The Airbnb revolution, fueled by the power of the internet to allow owners of private accommodation to connect directly with guests, is reaching a fascinating tipping point.
There are now more nights available to let through Airbnb than there are through any of the world’s biggest hotel chains – and that number looks certain to increase. In December 2015, Airbnb had a million rooms available, while the world’s largest hotel groups (Marriott, IHG and Hilton) all had 700,000 rooms each in their respective portfolios.
As part of its Travel Brilliantly campaign, Marriott has been experimenting with the concept of virtual travel. It first created an elaborate setup involving the Oculus Rift, and it recently introduced a streamlined version using Samsung’s Gear VR. Virtual reality not only lets armchair travelers explore faraway destinations, but also instill wanderlust to book actual travel (and, in Marriott’s case, hopefully a stay at one of its properties).

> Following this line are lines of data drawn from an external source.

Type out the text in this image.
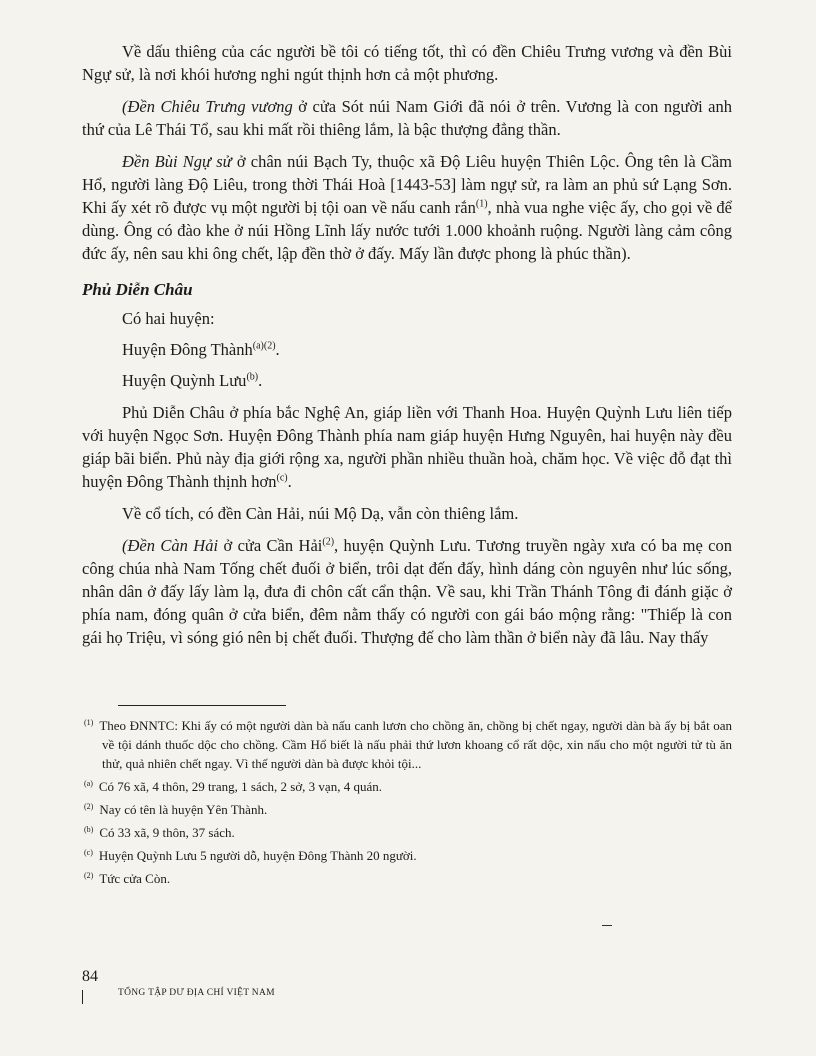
Về dấu thiêng của các người bề tôi có tiếng tốt, thì có đền Chiêu Trưng vương và đền Bùi Ngự sử, là nơi khói hương nghi ngút thịnh hơn cả một phương.

(Đền Chiêu Trưng vương ở cửa Sót núi Nam Giới đã nói ở trên. Vương là con người anh thứ của Lê Thái Tổ, sau khi mất rồi thiêng lắm, là bậc thượng đẳng thần.

Đền Bùi Ngự sử ở chân núi Bạch Ty, thuộc xã Độ Liêu huyện Thiên Lộc. Ông tên là Cầm Hổ, người làng Độ Liêu, trong thời Thái Hoà [1443-53] làm ngự sử, ra làm an phủ sứ Lạng Sơn. Khi ấy xét rõ được vụ một người bị tội oan về nấu canh rắn$^{(1)}$, nhà vua nghe việc ấy, cho gọi về để dùng. Ông có đào khe ở núi Hồng Lĩnh lấy nước tưới 1.000 khoảnh ruộng. Người làng cảm công đức ấy, nên sau khi ông chết, lập đền thờ ở đấy. Mấy lần được phong là phúc thần).

Phủ Diễn Châu

Có hai huyện:

Huyện Đông Thành$^{(a)(2)}$.

Huyện Quỳnh Lưu$^{(b)}$.

Phủ Diễn Châu ở phía bắc Nghệ An, giáp liền với Thanh Hoa. Huyện Quỳnh Lưu liên tiếp với huyện Ngọc Sơn. Huyện Đông Thành phía nam giáp huyện Hưng Nguyên, hai huyện này đều giáp bãi biển. Phủ này địa giới rộng xa, người phần nhiều thuần hoà, chăm học. Về việc đỗ đạt thì huyện Đông Thành thịnh hơn$^{(c)}$.

Về cổ tích, có đền Càn Hải, núi Mộ Dạ, vẫn còn thiêng lắm.

(Đền Càn Hải ở cửa Cần Hải$^{(2)}$, huyện Quỳnh Lưu. Tương truyền ngày xưa có ba mẹ con công chúa nhà Nam Tống chết đuối ở biển, trôi dạt đến đấy, hình dáng còn nguyên như lúc sống, nhân dân ở đấy lấy làm lạ, đưa đi chôn cất cẩn thận. Về sau, khi Trần Thánh Tông đi đánh giặc ở phía nam, đóng quân ở cửa biển, đêm nằm thấy có người con gái báo mộng rằng: "Thiếp là con gái họ Triệu, vì sóng gió nên bị chết đuối. Thượng đế cho làm thần ở biển này đã lâu. Nay thấy

$^{(1)}$ Theo ĐNNTC: Khi ấy có một người dàn bà nấu canh lươn cho chồng ăn, chồng bị chết ngay, người dàn bà ấy bị bắt oan về tội dánh thuốc dộc cho chồng. Cầm Hổ biết là nấu phải thứ lươn khoang cổ rất dộc, xin nấu cho một người tử tù ăn thử, quả nhiên chết ngay. Vì thế người dàn bà được khỏi tội...

$^{(a)}$ Có 76 xã, 4 thôn, 29 trang, 1 sách, 2 sở, 3 vạn, 4 quán.

$^{(2)}$ Nay có tên là huyện Yên Thành.

$^{(b)}$ Có 33 xã, 9 thôn, 37 sách.

$^{(c)}$ Huyện Quỳnh Lưu 5 người dỗ, huyện Đông Thành 20 người.

$^{(2)}$ Tức cửa Còn.

84
TỔNG TẬP DƯ ĐỊA CHÍ VIỆT NAM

Virtual tours “can help you make better travel decisions,” not just the feeling of being somewhere else, says Michael Dail, Marriott Hotels’ vice president for Global Brand Marketing. Virtual travel is no different than navigating around the world via Google Earth and Google Maps, but VR offers a more immersive experience. VR is expected to take off in 2016 and beyond, and as hardware gets cheaper and the resolution gets better, we expect Marriott and others in the travel industry to continue to push this technology from hokey to, well, reality.
However, Airbnb still isn’t getting as many bookings as the hotel chains. A Barclays report last year suggests that it is providing about 37 million room-nights per year, compared with IHG’s 177 million. But the gap is closing fast and Airbnb is becoming part of the mainstream. American Express even offers Airbnb vouchers which its customers can buy with their reward points. Hotels have been slow to respond, but 2016 will see widespread transformation in the sector. Marriott announced last month that it sees expansion as part of the answer. It is stepping up to the Airbnb challenge by increasing its offer to one million rooms by the end of 2016.
Hotel groups are also innovating with more convenience technology, introducing check-in on mobile phones, for example – something that Airbnb owners might find it harder to do. And Hilton Worldwide trialed a system last summer allowing its loyalty card members to access their rooms by means of a digital key on their mobile phones. It is now available at more than 95 Hilton properties in the United States, and may be rolled out to all Hilton hotels later this year.